The evidence provided led the jury to a quick, unanimous decision convicting Joseph of guilt on all counts. Although I have a feeling of pride in our justice system, my overwhelming feeling at the end of the trial is sadness. Through my work with the Suncoast Campaign for Grade-Level Reading, I know the statistics. Almost 85% of teenagers in the juvenile justice system are functionally illiterate, and 7 out of 10 adult prisoners can’t read above a fourth-grade level.
By third grade, students must make the transition from learning to read to reading to learn. If they do not, they cannot do their coursework. And so, each year as the grade level demands go up, they fall further behind, becoming outsiders inside their classrooms. School becomes an increasing source of frustration, and they drop out.

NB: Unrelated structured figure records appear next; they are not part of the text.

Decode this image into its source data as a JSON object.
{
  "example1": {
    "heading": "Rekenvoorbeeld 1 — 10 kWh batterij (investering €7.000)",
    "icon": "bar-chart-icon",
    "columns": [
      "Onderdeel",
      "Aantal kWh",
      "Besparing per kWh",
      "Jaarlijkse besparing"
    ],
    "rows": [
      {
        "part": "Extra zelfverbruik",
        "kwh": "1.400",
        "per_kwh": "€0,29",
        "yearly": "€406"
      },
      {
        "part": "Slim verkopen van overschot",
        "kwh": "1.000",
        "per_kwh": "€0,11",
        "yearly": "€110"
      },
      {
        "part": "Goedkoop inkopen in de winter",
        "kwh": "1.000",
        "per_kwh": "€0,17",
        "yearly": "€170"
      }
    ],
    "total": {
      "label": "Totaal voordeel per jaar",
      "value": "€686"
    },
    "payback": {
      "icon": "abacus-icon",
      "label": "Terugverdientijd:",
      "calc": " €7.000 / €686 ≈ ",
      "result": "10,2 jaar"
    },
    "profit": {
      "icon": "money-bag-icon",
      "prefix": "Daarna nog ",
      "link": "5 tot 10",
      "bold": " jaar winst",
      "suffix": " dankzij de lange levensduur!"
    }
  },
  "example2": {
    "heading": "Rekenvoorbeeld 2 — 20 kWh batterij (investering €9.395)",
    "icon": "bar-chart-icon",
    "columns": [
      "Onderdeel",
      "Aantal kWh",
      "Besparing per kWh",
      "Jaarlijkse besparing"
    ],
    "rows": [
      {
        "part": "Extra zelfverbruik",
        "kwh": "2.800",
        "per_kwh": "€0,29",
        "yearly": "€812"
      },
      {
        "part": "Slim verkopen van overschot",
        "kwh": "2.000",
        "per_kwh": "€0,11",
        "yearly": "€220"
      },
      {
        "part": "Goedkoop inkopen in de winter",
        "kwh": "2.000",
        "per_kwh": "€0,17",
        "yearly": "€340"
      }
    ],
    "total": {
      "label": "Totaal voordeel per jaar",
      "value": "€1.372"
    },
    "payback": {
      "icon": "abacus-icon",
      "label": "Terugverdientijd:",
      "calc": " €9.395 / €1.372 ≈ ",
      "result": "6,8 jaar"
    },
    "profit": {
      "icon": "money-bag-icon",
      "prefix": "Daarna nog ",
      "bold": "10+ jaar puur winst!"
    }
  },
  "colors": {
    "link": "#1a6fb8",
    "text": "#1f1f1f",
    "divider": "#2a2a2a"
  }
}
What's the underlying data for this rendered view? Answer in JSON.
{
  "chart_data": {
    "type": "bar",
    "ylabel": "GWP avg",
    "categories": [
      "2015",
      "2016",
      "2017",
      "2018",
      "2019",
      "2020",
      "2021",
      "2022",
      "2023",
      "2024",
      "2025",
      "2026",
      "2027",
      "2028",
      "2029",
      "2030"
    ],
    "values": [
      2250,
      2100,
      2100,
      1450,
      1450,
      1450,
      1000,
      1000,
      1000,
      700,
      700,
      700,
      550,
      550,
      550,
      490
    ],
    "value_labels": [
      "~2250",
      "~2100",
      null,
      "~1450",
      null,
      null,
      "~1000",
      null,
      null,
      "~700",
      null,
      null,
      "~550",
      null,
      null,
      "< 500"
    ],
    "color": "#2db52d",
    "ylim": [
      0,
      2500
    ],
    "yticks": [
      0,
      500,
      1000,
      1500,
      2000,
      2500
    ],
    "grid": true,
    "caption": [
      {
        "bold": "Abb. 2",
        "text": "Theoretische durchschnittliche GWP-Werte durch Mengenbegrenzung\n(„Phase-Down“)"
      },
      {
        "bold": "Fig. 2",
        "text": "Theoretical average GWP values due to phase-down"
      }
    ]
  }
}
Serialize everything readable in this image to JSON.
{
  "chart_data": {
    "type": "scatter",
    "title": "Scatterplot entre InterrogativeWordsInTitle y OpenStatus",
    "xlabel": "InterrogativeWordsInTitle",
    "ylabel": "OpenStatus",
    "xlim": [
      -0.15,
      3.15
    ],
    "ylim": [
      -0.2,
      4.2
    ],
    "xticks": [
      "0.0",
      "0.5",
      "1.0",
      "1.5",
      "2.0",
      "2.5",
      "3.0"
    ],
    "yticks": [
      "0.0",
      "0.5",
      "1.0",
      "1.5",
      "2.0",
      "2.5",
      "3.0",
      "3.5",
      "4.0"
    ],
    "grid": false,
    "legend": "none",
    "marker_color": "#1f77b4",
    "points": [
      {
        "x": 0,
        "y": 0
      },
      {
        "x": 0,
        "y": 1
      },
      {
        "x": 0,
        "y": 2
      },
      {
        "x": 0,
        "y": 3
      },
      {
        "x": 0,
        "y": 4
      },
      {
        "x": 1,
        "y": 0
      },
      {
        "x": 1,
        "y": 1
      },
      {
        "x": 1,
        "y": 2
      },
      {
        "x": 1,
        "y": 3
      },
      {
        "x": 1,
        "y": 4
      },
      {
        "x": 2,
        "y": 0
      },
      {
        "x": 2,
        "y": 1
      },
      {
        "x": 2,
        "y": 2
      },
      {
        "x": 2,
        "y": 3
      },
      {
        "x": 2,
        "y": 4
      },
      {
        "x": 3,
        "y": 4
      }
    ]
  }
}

Sitting in the courtroom as the verdict was read to Joseph, I felt our work with the Suncoast Campaign for Grade-Level Reading was affirmed. We need to ensure the Josephs of the world have the tools they need to live the lives they desire. All of our children deserve a bright future. It will take our entire community — people, businesses, nonprofits, government, and the media — working together to prevent our children from falling through the cracks.
After the trial, the judge spoke with the members of the jury. He shared with us some of Joseph’s story that was not appropriate for us to know before our deliberations. As I suspected, he was not new to the justice system. In fact, not only were there many prior convictions, but he is also facing at least one more trial on unrelated charges. Joseph, through his incarcerations, is using a great deal of our tax dollars. As the mayor of Philadelphia, Jim Kenney, says, “Our focus needs to be on creating more taxpayers, and less tax takers.”
Reading on grade-level by the end of third grade is an important milestone in creating not only taxpayers but also successful adults and stronger communities.